Programme « kaléidoscope » avance le programme de salle. On ne saurait mieux dire tant le programme vocal est dépourvu de toute cohérence stylistique ou dramatique et composé pour faire miroiter les qualités vocales de Pretty Yende, sans prise de risque excessive pour l’interprète, qui renoue avec des morceaux ayant assuré son succès.

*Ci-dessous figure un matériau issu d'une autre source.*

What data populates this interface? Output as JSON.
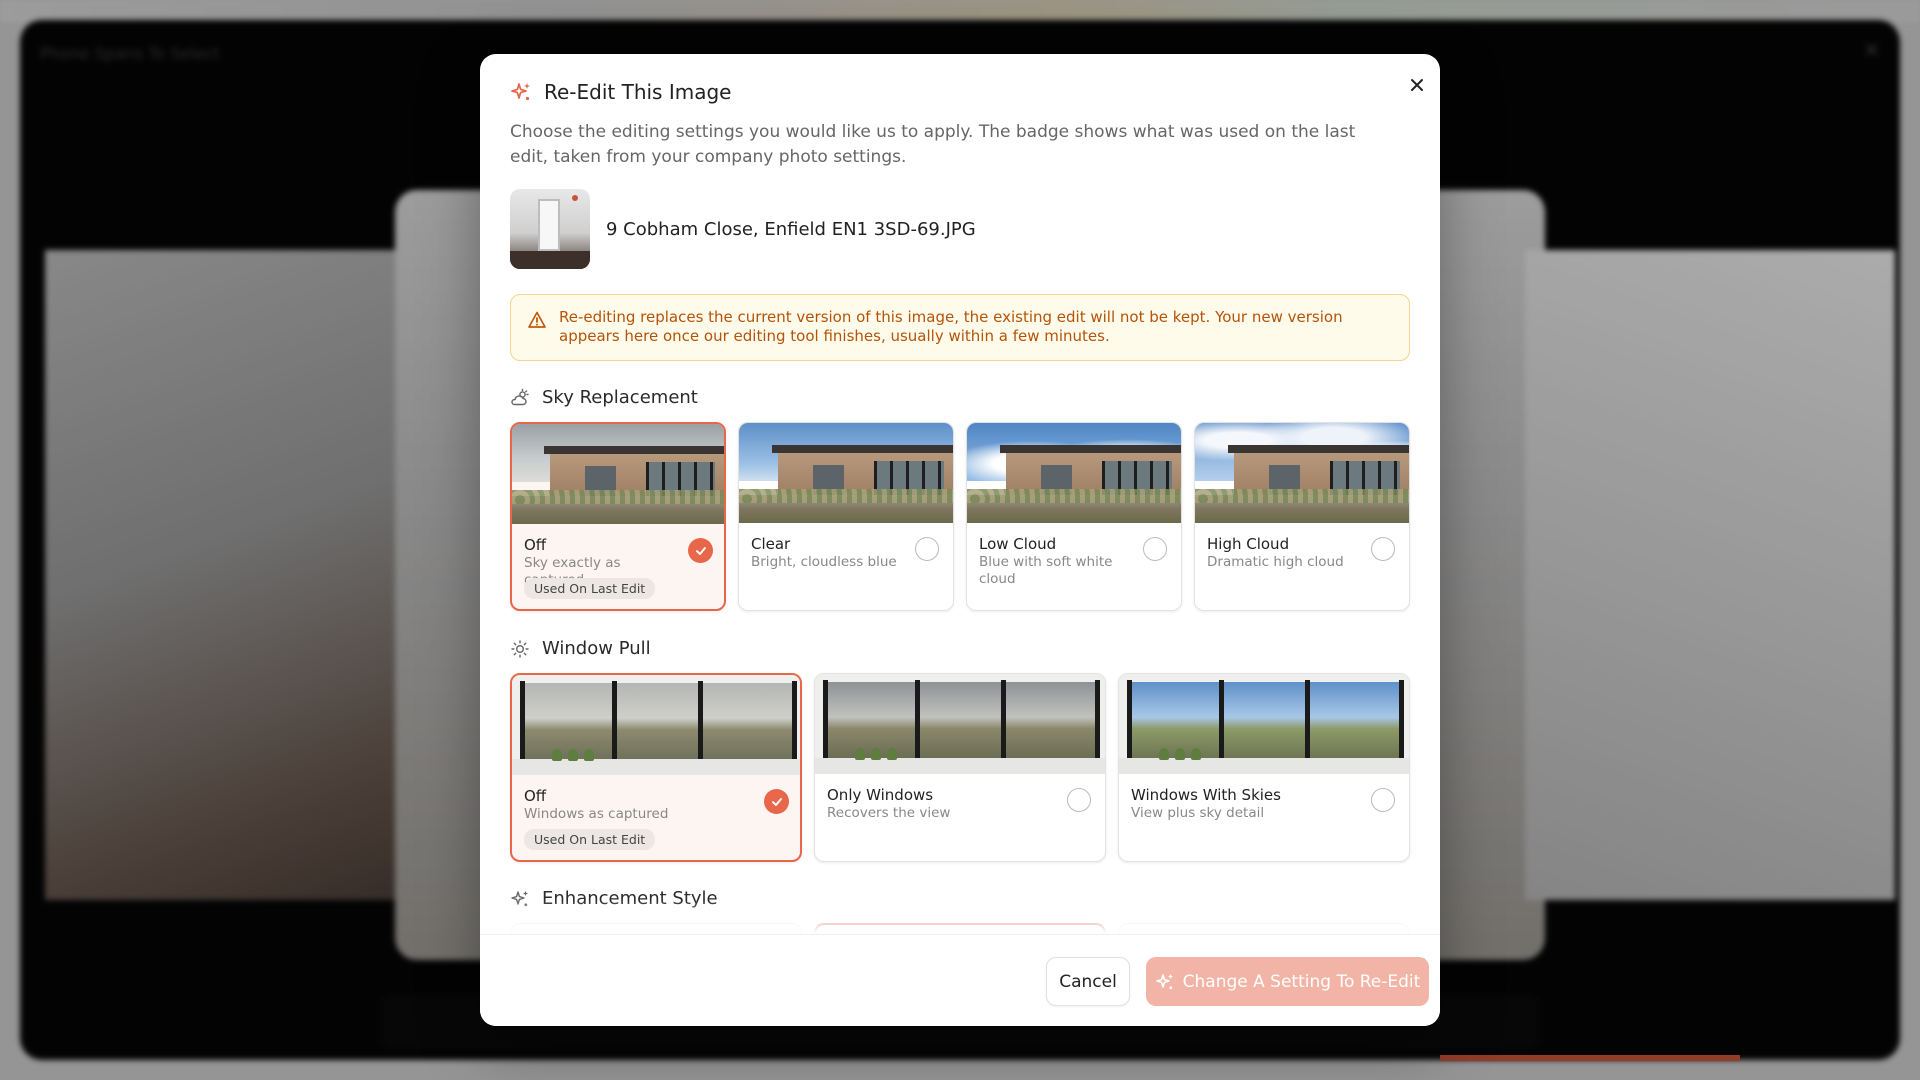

Le choix d’ouvrir la partie vocale du concert avec le motet Exsultate jubilate est un choix un peu étrange car le medium de Pretty Yende est peu sonore et ne lui permet pas d’être totalement convaincante dans ce morceau célébrissime. Le « Tu virginum corona » en particulier semble assez peu spirituel. Heureusement l’Alleluia final, dont l’écriture est plus haute et plus ornée permet à la soprano de faire montre de sa superbe colorature. Je suis également resté un peu perplexe sur le 2e air de cette première partie (« una voce poco fa » du Barbier). Certes, les vocalises sont ébouriffantes et les ornementations diaboliques (et souvent inédites) mais fallait-il donc renouer avec cette tradition du début du 20e siècle de confier le morceau à des sopranos légers alors qu’il est écrit pour un mezzo et de l’orner à l’excès quand Rossini écrivait les vocalises ?
Pretty Yende sera beaucoup plus convaincante dans la deuxième partie du programme, dans laquelle ses aigus rayonnants et son impeccable tenue vocale font merveille. Les deux airs de Gounod sont des leçons d’interprétation, d’incarnation des deux personnages et d’équilibre ; on remarque « au passage » que la diction française de la soprano a beaucoup progressé. Le programme s’achève avec le premier air de Lucia di Lamermoor, parfaitement réussi aussi, tout en sobriété et en legato.
La salle debout obtient quatre bis en conclusion de la soirée. Un très émouvant « O mio babbino caro », un clin d’œil extrait de West Side Story (« I feel pretty »), un hommage, à la veille de sa « panthéonisation », à Joséphine Baker qui fit ses débuts parisiens sur cette scène en 1925 (« J’ai deux amours ») et pour terminer, a cappella, un air traditionnel suivi de « Somewhere over the rainbow ».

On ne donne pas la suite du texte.